Derrière ce titre amusant, la réalité est moins rose. En effet, la CNIL vient de mettre en demeure un gestionnaire de site français, car il utiliserait Google Analytics et, à ce titre, transfèrerait des données aux Etats-Unis de façon illégale.

Google Analytics et RGPD

Le RGPD, c’est le Réglement Général sur la Protection des Données personnelles qui est entré en vigueur en mai 2016 et applicable depuis mai 2018. C’est en quelque sorte une loi européenne qui permet de protéger les données personnelles de tous les européens. Depuis l’application de ce réglement, nous avons pu voir fleurir des pop-ups nous demandant notre accord pour l’utilisation de cookies sur différents sites (comme celui que vous lisez actuellement).

En parallèle, Google Analytics est un service de Google qui permet de connaître l’audience sur un site, notamment l’origine géographique des visiteurs ou leur support (téléphone, ordinateur, tablette, …). Cet outil tombe sous le RGPD, puisque Analytics doit créer un cookie (qui est une donnée personnelle). Problème : Google est une entreprise américaine, et Analytics est très souvent installé sur des sites européens.

Et le transfert de données dans tout ça ?

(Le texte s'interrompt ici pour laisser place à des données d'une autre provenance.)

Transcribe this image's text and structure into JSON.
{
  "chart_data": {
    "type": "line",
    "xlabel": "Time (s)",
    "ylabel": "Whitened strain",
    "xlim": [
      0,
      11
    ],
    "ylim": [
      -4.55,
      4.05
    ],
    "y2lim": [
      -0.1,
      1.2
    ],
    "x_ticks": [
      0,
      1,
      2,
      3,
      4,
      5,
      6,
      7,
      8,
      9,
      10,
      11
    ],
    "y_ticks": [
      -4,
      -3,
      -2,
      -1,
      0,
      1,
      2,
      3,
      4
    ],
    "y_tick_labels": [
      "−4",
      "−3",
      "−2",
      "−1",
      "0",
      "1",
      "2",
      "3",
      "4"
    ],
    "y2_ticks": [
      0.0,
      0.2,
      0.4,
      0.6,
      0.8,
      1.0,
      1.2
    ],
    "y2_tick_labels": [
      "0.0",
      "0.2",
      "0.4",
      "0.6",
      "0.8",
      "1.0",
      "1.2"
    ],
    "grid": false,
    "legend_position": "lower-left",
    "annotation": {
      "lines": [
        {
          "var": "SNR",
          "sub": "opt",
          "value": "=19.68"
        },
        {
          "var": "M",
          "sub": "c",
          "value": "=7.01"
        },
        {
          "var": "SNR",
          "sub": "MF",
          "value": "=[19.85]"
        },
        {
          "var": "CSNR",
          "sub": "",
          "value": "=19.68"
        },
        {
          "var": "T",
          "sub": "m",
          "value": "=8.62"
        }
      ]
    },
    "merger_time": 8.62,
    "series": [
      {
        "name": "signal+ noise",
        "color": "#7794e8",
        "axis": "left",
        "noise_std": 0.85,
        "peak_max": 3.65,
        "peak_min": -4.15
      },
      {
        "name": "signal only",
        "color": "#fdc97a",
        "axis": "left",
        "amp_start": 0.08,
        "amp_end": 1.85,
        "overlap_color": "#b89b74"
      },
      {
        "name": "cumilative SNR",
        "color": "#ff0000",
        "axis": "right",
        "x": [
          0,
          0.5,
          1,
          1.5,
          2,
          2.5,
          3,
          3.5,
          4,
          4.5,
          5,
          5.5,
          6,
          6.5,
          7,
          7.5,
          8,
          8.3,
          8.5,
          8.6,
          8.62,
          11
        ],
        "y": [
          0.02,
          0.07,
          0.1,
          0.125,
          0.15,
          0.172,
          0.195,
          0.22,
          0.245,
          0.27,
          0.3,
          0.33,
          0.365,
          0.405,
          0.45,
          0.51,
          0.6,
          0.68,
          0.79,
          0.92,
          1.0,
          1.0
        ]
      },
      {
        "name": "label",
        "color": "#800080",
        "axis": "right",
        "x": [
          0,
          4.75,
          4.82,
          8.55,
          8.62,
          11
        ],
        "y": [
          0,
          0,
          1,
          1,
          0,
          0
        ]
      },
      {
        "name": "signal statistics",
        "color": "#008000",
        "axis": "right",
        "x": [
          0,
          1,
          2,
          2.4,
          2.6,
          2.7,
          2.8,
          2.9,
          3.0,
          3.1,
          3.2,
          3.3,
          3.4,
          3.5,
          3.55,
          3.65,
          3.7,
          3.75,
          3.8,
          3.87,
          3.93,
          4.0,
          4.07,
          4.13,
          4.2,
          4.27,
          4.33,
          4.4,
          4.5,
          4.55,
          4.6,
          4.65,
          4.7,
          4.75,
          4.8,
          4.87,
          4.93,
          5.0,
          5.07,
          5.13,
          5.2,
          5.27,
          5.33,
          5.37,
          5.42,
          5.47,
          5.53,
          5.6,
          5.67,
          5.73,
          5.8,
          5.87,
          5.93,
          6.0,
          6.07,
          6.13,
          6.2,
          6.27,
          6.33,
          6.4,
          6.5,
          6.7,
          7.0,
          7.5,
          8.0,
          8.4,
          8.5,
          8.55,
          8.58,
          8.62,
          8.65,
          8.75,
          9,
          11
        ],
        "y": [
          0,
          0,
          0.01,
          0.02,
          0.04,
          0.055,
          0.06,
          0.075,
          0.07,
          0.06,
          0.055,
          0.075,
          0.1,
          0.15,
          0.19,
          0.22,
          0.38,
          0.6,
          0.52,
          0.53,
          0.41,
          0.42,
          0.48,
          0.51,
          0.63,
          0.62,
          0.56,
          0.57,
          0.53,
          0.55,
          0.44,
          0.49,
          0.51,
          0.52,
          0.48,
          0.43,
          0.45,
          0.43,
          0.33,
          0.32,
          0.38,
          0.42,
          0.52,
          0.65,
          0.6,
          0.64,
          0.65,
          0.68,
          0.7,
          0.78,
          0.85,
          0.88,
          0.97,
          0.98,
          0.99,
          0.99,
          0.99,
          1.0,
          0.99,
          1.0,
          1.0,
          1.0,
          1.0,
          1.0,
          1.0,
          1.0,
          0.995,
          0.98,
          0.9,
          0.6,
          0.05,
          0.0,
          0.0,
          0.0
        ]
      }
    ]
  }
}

L’entreprise californienne doit transférer toutes ces données sur le sol américain. Or, ce transfert est jugé comme illégal selon la CNIL. Cette dernière a « analysé les conditions dans lesquelles les données collectées dans le cadre de l’utilisation de Google Analytics étaient transférées vers les Etats-Unis et quels étaient les risques encourus pour les personnes concernées ».

En d’autres mots : la politique de gestion des données personnelles aux Etats-Unis semble trop légère pour la CNIL, notamment sur le transfert quasi automatique de celles-ci aux services de renseignements américains.

Que va-t-il se passer ?

Le gestionnaire de sites mis en demeure par la CNIL a un mois pour corriger l’utilisation de Google Analytics (comprendre : trouver une alternative qui ne transfère pas les données en dehors de l’Union Européenne). Mais en réalité, c’est Google qui est clairement dans le viseur du gendarme du net.

Google a donc deux choix : ne rien faire ou se mettre en conformité. Mais les victimes collatérales de ce bras de fer est tous les utilisateurs européens de Google Analytics. En effet, la CNIL pour rendre son utilisation illicite, et donc tous les sites internets européenns devraient trouver une alternative qui respecte le RGPD.